Amber Books' latest app, following swiftly on the heels of its well-received D-Day: 1944, is an interesting example of the growing genre of "coffee-table apps". Like their print equivalents, coffee-table apps tend to be light and entertaining, designed to be dipped into as and when the user fancies; unlike print, however, they can bring in multimedia to add to the experience. For an app about music, this is a particular plus: if, as Elvis Costello is claimed to have said, writing about music is like dancing about architecture, then the app format at least allows the reader to see the architecture while watching the dancing.
The app's titular 100 albums comprise the twenty best-selling records for each of the past five decades, with last year's twenty best-sellers thrown in for good measure. Browsing by decade, genre, or artist (or searching) takes you to a screen for each album containing a short introduction to the album plus the original cover art, and details of contributors. A track listing for each album allows the user to listen to snippets from each song (provided it's available on iTunes; most are), with the option of buying it too.
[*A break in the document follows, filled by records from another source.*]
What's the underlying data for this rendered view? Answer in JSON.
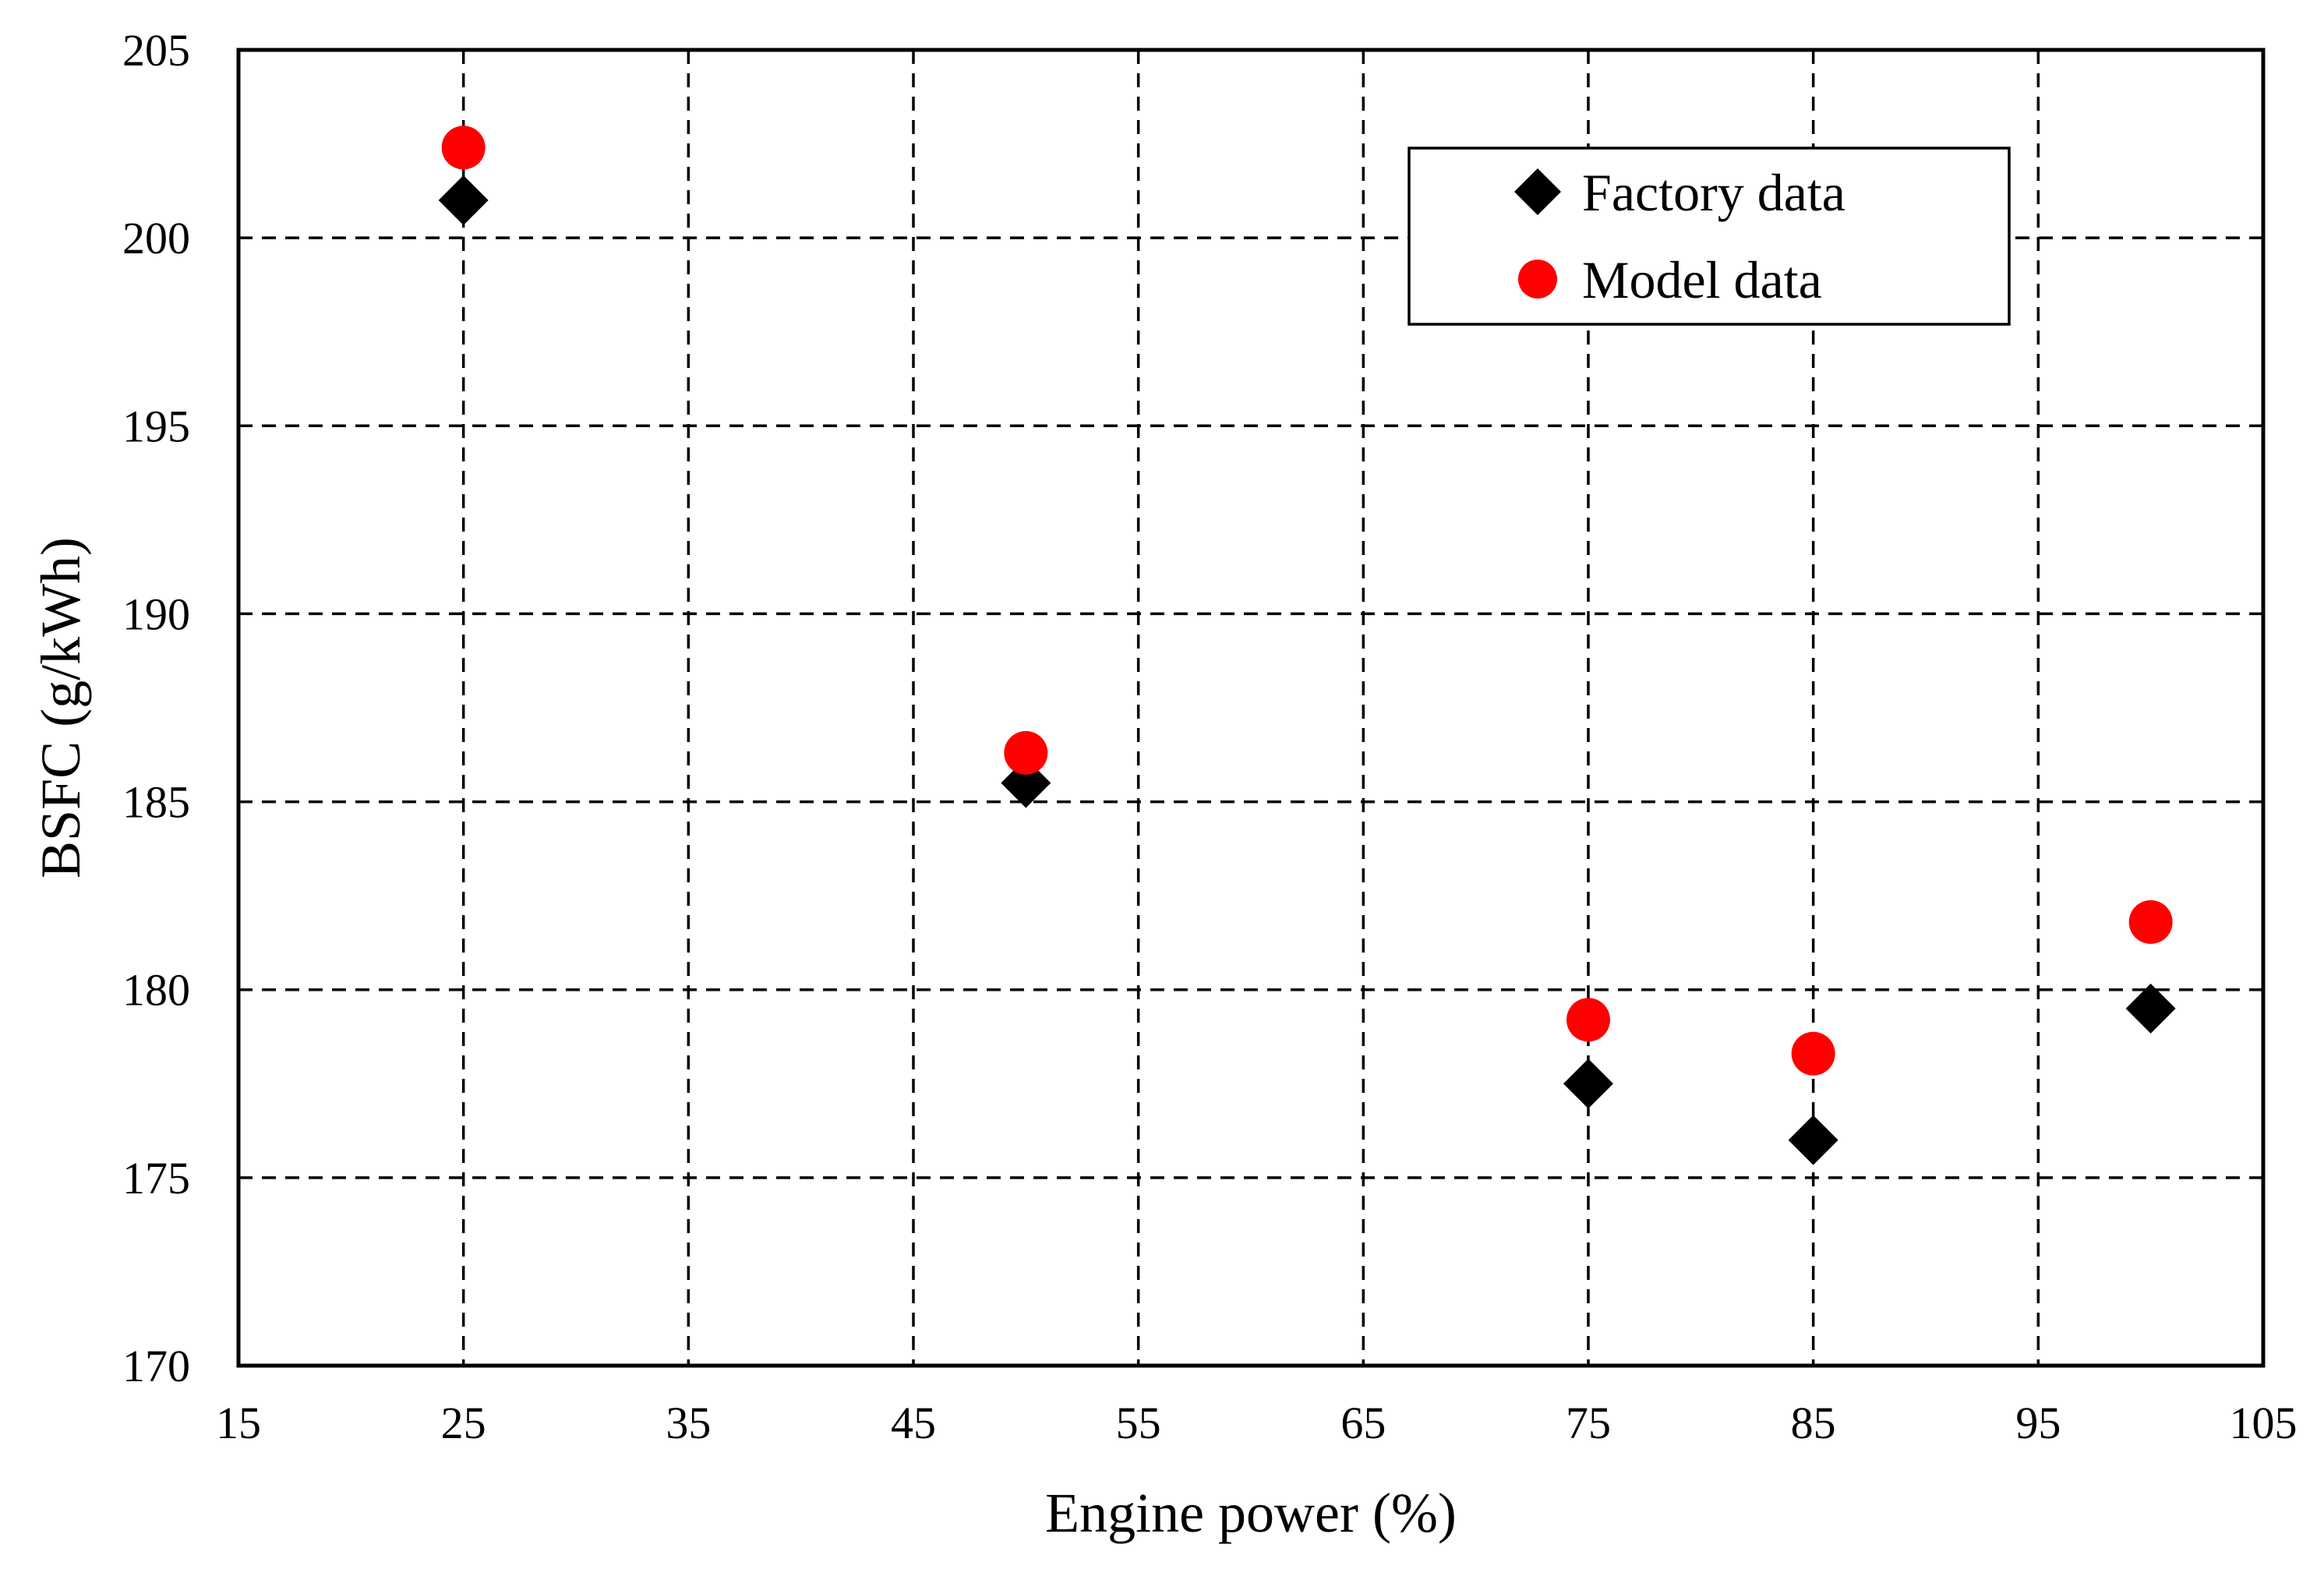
{
  "chart_data": {
    "type": "scatter",
    "title": "",
    "xlabel": "Engine power (%)",
    "ylabel": "BSFC (g/kWh)",
    "xlim": [
      15,
      105
    ],
    "ylim": [
      170,
      205
    ],
    "x_ticks": [
      15,
      25,
      35,
      45,
      55,
      65,
      75,
      85,
      95,
      105
    ],
    "y_ticks": [
      170,
      175,
      180,
      185,
      190,
      195,
      200,
      205
    ],
    "grid": true,
    "legend_position": "top-right",
    "series": [
      {
        "name": "Factory data",
        "marker": "diamond",
        "color": "#000000",
        "x": [
          25,
          50,
          75,
          85,
          100
        ],
        "y": [
          201.0,
          185.5,
          177.5,
          176.0,
          179.5
        ]
      },
      {
        "name": "Model data",
        "marker": "circle",
        "color": "#ff0000",
        "x": [
          25,
          50,
          75,
          85,
          100
        ],
        "y": [
          202.4,
          186.3,
          179.2,
          178.3,
          181.8
        ]
      }
    ]
  }
}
As an interesting additional feature, a short contextual piece in the sidebar for each album discusses an issue loosely connected to the album under discussion: a piece on feminism accompanies Carole King's Tapestry, while Fleetwood Mac's Rumours is accessorised by an article on seventies fashion. A quiz option also allows users to test themselves on their knowledge of the albums, and - in particular - of the fine detail of their sleeves: after nine or ten plays, I'm more than slightly disturbed to find that I can now identify Mick Fleetwood by his ponytail, Norah Jones by her pout, and Carole King by her pet cat.
Developed by Brandwidth, responsible for the Guinness World Records app, Top 100 Albums is as well-presented as the best of coffee-table books. Each top twenty list can be flipped through in cover-view mode, and the sleeve art can be viewed in a larger format more reminiscent of vinyl LPs' twelve-inch cardboard sleeves than the inch-high thumbnails that accompany today's mp3 downloads. And for those who can't get enough of hit albums, future content packs will enable users to expand their collections to include the top 100 albums from each decade.
All in all, Top 100 Albums provides an enjoyable way both to delve into the musical tastes of former generations and - thanks to the top 20 list for 2010 - to despair of the tastes of today's music-buyers (Bieber and Glee both feature). I know that I'll be dipping into it again.
100 Top Albums is available for iPad and iPhone on the appstore.